His Research Focuses on Preventing Child Maltreatment, Preserving Family Bonds, and Promoting Child and Family Well-being

Hee Yun Lee

Jeffrey Waid joined the School of Social Work as an Assistant Professor this fall.

He began his journey into social work as a child welfare caseworker. Working with families in their communities, he sought to prevent the recurrence of child maltreatment and placement of children into foster care.

“While foster care placement is sometimes necessary to ensure the safety of children experiencing abuse and neglect, lengthy stays in care have a detrimental impact on a child’s development.” Foster care placement is “a short term, child-focused solution to what are inherently family problems,” he says.
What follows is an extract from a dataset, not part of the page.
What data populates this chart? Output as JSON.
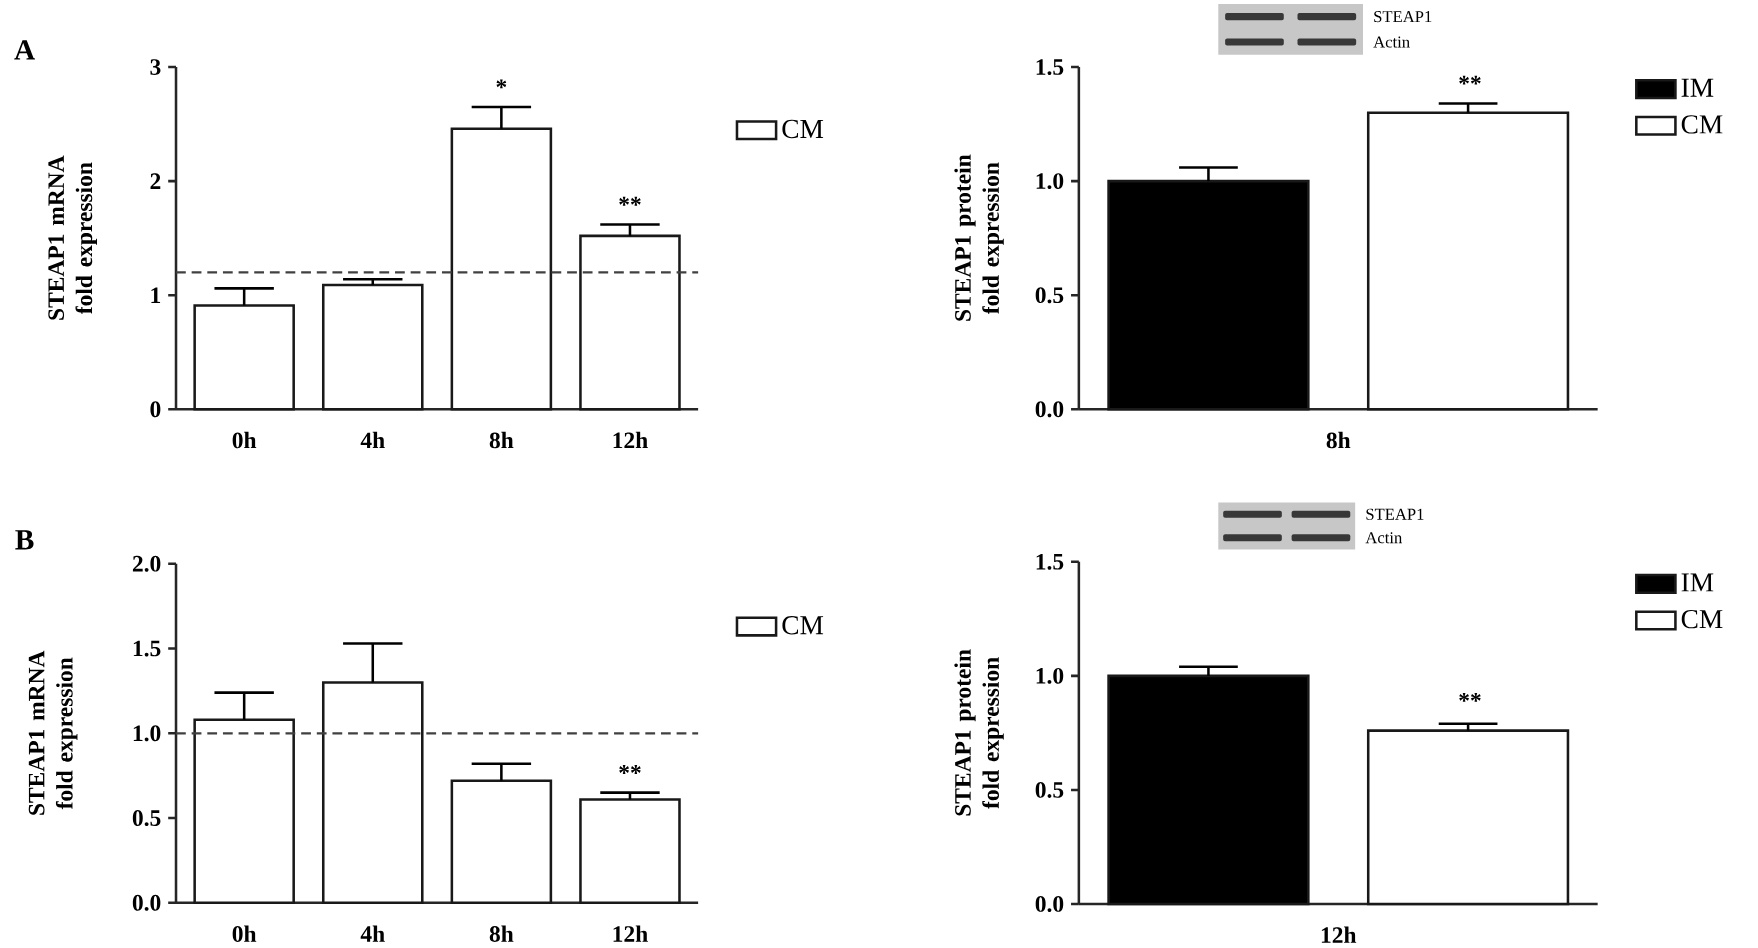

Nearly a decade of direct practice led Waid to a program of research focused on strengthening family relationships. His primary research interests are in the prevention of child maltreatment, preserving family bonds when foster care placement is required, and the development of novel intervention approaches to promote child and family well-being.

“I found that when children entered the foster care system, they often did better when they maintained contact with family members. Having relatives and siblings in their lives made a significant positive impact,” he says.

Waid has examined factors associated with foster care placement instability, the impacts of separation on child and family well-being, empirically informed family assessment approaches, and harnessing the potential of data to inform child welfare program and policy improvements.

His current projects examine the role of kin and sibling relationships for youth in substitute care. He is the principal investigator for a multi-state and international program that provides short term, camp-based reunification for siblings separated by foster care, and is an affiliate investigator for a National Institute of Mental Health-funded intervention study designed to enhance sibling relationships.

Waid received his Ph.D. in social work and social research from Portland State University, and his M.S.W. from the University of Pittsburgh. He was born and raised in Honolulu, Hawaii.